Lira paulistana
E no meio do inverno eu descobri que dentro de mim havia um outono invencível. Vestindo agasalhos e melancolias, eu caminhava sozinho pelas ruas de uma São Paulo quase provinciana. Sou um homem livre em meio à multidão que trabalha, geralmente naquilo que não ama. E, por ser assim, também sou um homem cheio de dúvidas, que não sabe para qual parte da cidade levar as suas angústias. Mas tenho muito rostos, e por isso caminho com naturalidade – passo facilmente por paulista. A única coisa capaz de me trair são os cruzamentos: sempre olho para o lado errado antes de atravessar a rua. No mais, sou também um quatrocentão, mais velho que os tantos prédios históricos por onde passo, e digno da mesma indiferença na bagunça das calçadas.
Ah, a Estação da Luz! Tanta poesia, tanta agressão. Antigamente até Nossa Senhora era da Luz. Hoje não haveria espaço para ela nos vagões da CPTM. Os trens chegam, já sem nenhum romantismo, as portas abrem e as pessoas disparam ensandecidas – reforço: disparam ensandecidas. E neste tenro gesto vos contemplo. Somos milhões, e para não nos esmagarmos e nem pisarmos uns nos outros, pedem apenas que deixemos a esquerda livre quando usamos as escadas rolantes. Feito isso, estamos livres para ter a pressa que desejarmos. Mas eu sou atraído pelas melodias de um pianista de Hamelin – inacreditável respiro no meio da afobação, bem-encaixado adereço num ambiente em que a própria visão de onde se está já não causa a menor comoção.
Volto às ruas e tenho a nítida impressão de que todo mundo está perdido. Estão todos querendo chegar a algum lugar que não sabem onde fica. Frustro a todos que me pedem informação. Tenho sempre engatilhado o irrefutável argumento de não ser daqui. Quase o usei para dispensar uma garota que me oferecia canetas e chaveiros para ajudar não sei qual causa. Achei caro e não comprei. Mas tive pena da garota, que no meio da praça pouco movimentada arrumava coragem para abordar aqueles que mais tinham cara de cristãos – e eles não compravam. Continuei meu caminho, somando essa às outras tristezas que carregava comigo.

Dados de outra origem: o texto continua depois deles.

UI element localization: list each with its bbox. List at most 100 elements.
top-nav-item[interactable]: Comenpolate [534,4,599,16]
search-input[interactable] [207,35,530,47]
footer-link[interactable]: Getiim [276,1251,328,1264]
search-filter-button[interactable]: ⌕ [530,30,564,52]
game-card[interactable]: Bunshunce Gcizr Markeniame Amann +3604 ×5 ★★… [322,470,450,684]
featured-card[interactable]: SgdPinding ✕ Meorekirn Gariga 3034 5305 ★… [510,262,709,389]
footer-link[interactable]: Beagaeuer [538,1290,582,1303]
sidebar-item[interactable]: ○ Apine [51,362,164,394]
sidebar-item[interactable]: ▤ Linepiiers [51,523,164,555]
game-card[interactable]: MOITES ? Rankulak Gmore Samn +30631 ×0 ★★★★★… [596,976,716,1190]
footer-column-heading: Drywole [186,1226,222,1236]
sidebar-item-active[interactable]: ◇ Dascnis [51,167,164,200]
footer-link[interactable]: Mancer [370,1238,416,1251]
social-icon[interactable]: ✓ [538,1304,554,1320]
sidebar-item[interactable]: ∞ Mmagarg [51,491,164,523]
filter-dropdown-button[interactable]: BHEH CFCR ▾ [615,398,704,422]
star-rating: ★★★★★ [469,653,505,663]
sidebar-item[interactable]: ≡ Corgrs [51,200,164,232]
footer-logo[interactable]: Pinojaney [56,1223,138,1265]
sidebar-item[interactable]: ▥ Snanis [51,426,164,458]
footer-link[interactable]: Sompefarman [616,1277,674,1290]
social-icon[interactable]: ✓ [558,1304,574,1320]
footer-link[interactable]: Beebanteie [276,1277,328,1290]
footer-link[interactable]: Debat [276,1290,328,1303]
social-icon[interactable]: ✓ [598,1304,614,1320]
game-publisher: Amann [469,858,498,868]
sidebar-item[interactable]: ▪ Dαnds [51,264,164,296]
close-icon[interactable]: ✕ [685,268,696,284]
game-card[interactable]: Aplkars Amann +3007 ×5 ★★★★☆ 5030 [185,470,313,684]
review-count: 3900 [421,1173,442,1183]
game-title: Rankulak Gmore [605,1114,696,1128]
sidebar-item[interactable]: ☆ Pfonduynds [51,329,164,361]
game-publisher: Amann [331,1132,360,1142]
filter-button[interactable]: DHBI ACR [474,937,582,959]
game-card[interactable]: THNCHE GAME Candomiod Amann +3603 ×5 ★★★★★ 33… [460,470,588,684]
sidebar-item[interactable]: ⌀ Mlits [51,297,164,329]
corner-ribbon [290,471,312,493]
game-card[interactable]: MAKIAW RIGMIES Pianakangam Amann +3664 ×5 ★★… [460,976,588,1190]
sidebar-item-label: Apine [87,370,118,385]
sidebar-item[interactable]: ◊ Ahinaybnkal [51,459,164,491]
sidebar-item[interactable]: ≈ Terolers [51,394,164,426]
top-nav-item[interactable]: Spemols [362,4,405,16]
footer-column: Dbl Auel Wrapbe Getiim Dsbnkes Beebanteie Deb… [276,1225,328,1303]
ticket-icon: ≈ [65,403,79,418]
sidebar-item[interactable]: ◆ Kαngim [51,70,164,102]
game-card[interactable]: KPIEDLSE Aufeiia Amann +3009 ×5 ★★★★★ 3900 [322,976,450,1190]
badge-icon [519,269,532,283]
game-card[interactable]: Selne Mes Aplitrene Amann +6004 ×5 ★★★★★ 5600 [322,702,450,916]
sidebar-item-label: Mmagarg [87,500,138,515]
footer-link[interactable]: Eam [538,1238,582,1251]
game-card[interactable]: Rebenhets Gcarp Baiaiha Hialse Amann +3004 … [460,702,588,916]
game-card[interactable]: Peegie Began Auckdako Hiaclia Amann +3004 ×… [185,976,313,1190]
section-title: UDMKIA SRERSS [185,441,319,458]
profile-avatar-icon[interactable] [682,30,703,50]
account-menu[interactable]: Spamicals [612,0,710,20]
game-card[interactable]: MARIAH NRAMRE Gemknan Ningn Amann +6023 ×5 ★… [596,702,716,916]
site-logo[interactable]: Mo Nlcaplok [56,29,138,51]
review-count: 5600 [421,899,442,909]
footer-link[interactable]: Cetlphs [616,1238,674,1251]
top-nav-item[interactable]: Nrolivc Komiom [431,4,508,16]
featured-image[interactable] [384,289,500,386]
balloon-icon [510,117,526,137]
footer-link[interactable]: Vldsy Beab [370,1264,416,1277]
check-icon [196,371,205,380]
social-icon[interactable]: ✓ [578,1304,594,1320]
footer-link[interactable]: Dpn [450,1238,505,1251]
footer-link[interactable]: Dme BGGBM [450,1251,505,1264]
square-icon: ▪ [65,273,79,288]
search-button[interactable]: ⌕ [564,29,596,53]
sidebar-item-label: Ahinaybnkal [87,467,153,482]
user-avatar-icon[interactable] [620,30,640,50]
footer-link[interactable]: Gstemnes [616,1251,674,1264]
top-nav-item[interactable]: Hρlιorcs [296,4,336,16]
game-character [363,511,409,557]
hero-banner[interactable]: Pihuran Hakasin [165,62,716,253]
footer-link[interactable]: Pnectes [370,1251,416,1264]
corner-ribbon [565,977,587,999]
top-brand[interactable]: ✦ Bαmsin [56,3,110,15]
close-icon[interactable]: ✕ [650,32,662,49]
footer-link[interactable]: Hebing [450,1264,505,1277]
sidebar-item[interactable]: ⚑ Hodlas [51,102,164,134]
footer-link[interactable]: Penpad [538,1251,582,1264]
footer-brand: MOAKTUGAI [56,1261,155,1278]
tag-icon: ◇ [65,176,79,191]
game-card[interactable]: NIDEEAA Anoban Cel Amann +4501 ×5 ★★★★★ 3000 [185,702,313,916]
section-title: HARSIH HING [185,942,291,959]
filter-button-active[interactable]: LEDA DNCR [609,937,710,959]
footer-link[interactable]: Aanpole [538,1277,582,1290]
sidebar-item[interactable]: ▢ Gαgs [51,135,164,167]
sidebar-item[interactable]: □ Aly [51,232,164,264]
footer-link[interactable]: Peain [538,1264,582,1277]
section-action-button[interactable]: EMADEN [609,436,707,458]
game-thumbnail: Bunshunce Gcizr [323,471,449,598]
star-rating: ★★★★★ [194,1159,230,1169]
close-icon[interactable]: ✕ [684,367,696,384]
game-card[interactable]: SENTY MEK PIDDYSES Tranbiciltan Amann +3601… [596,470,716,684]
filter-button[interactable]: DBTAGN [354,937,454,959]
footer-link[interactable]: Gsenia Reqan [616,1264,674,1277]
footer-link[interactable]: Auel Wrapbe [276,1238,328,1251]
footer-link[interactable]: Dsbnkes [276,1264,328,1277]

Estou agora na Consolação, geograficamente falando. Também aqui, como em todo lugar, há um pedaço do meu passado. O velho Giese, homem lá do sul, um dia morou no distrito da Consolação. Isso no tempo em que o velho Giese não era velho. O que veio fazer aqui, velho Giese? Ou, pior: o que eu estou fazendo aqui? Tenho andado muito, e nem sempre soube para onde estava indo. Mas continuo andando, porque ficar é impossível. Aproveito para entrar na igreja local e ouvir um pouco do silêncio paulista. Vejo almofadas no espaço em que os fiéis se ajoelham, o que deve ser uma consolação muito grande.
Percebo com satisfação que a sombra em São Paulo é inevitável – os prédios a garantem. O sol está pálido, dentro e fora de mim. Nebulosidade variável, com possibilidade de chuva no decorrer do período. Garoa, sai dos meus olhos! Deixe-me ver as coisas como elas são! Pego um jornal e me dou conta que coisas continuaram acontecendo no mundo, apesar de eu estar viajando. Procuro um banco para sentar – estou cansado de tentar não me importar. Sentado, espero o primeiro pedinte, que já se aproxima.